В апреле Артем был, наконец, переведен из больницы, где провел более трех месяцев, в общую камеру Пермской губернской тюрьмы. И был этим переводом доволен.

«В первый раз попалась более или менее приличная компания. Хотя шумно, но не скучно. Беседуем на литературные темы, ежедневно занимаемся гимнастикой…» — отмечает Артем перемену в своем положении. Беседы на «литературные» темы означали политические дискуссии, обсуждение текущих событий в жизни страны.

Давным-давно была разогнана II Государственная дума. В ссылку, в Сибирь, пошли избранники народа — социал-демократы, те, кого напутствовал не на легкую жизнь весной 1907 года Артем. Была созвана новая, III дума, в которой из 429 депутатов было всего лишь 19 социал-демократов. В стране, зажатой в тиски черносотенного террора, свирепствовала столыпинская реакция. Тысячи участников революционной борьбы были казнены, десятки тысяч осуждены на каторгу. Тюрьмы были переполнены. Так, в одной из камер Пермской тюрьмы, где сидел Артем, находились 20 заключенных. Завоевания революции постепенно уничтожались: увеличивался рабочий день, снижалась заработная плата, широко практиковались штрафы. Массы рабочих подвергались локаутам — выбрасывались на улицу. Но полностью вернуться к дореволюционным порядкам самодержавие уже не могло. Россия, прошедшая через горнило революции, была уже не той, что до 1905 года.

Аграрная политика Столыпина была направлена к тому, чтобы создать самодержавию опору в деревне в лице кулачества за счет всего крестьянства в целом, не ущемляя при этом интересов помещиков. Кулаки выходили из крестьянских общин, по дешевке скупали земли у бедняков, покидавших деревню в поисках куска хлеба.

Столыпинская политика привела крестьянство к дальнейшему разорению и обострению классовых противоречий в деревне.

Сильно пострадала в эти годы безвременья партия. Например, в Екатеринбурге из 1 070 членов партии в 1907 году к 1908 году осталось 250 человек. Условия партийной работы в подполье стали намного тяжелее, чем в предреволюционный период. Отступать всегда тяжелее, чем наступать. Здесь нужна особая идейная стойкость и выдержка.
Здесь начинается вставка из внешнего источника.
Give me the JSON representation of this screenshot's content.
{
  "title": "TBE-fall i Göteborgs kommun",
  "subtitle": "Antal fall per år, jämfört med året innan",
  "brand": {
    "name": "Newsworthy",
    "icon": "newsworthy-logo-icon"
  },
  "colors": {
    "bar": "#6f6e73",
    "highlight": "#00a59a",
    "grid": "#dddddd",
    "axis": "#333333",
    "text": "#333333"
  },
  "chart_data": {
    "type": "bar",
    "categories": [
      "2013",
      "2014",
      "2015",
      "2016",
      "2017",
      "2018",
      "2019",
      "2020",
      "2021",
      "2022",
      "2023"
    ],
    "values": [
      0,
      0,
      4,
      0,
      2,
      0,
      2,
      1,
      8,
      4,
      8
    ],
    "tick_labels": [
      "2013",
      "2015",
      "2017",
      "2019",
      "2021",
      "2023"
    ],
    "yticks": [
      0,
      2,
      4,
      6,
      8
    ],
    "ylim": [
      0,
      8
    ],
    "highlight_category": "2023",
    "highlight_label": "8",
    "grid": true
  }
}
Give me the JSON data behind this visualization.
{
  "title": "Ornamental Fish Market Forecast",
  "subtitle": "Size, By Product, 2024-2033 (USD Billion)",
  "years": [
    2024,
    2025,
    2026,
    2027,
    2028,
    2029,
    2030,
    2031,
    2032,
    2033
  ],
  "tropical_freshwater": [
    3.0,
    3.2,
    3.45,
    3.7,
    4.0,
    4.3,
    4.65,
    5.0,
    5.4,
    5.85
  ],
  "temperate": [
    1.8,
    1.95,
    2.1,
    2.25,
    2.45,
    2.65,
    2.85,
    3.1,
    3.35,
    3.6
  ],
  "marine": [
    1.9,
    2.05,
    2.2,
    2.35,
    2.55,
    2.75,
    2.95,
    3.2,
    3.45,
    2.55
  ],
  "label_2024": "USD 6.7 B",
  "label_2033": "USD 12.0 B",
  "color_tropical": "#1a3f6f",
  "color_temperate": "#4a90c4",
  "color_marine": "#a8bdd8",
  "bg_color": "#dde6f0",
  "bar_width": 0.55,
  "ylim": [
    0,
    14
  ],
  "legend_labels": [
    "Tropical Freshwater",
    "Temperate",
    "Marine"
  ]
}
В таких трудных условиях партийной жизни естественным было углубление пропасти между большевиками и меньшевиками. Последние отступали в беспорядке, в панике, отрекались от святая святых революционной программы, взывали к соглашению с буржуазией, к примирению с кровавым столыпинским режимом. Меньшевиков прозвали ликвидаторами за то, что они ратовали за ликвидацию партии. С другой стороны, нашлись нестойкие люди и среди большевиков. Они заявляли, что не к лицу революционеру сидеть в октябристской думе, призывали полностью отказаться от легальных методов борьбы с царизмом. Этих шатающихся людей, которые предлагали отозвать депутатов-большевиков из Государственной думы, окрестили отзовистами. Ленин называл их ликвидаторами наизнанку. И ликвидаторы и отзовисты посягали на существование партии, проявляли неверие в революционные силы рабочего класса.

В декабре 1908 года в Париже состоялась V Общероссийская конференция РСДРП. В ней участвовали большевики и меньшевики. На конференции были представлены крупнейшие партийные организации страны и в их числе уральская. Ленинский доклад на конференции определил линию партии на весь период реакции. Новый революционный кризис неизбежен, ибо остались причины, его вызывающие: народ, как и раньше, бесправен, крестьяне остаются в кабале у помещика, рабочие испытывают гнет фабриканта и жандарма. Перед партией стоят по-прежнему старые революционные задачи. Так заявила партийная конференция. Она по предложению Владимира Ильича со всей решительностью осудила ликвидаторов и совершенно определенно отмежевалась от отзовизма Богданова и ему подобных. На конференции большевики одержали большую победу в борьбе с меньшевиками.

На Урале приверженцы Богданова нашли общий язык со сторонниками партизанских методов борьбы, которые в новых условиях, без связей с революционными массами, превращались в анархистские террористические группки. Отзовисты и террористы-лбовцы вредили революционному делу.

Террор не ослабляет царского правительства, а создает излишние затруднения в деятельности нелегальных партийных организаций, говорили большевики рабочим.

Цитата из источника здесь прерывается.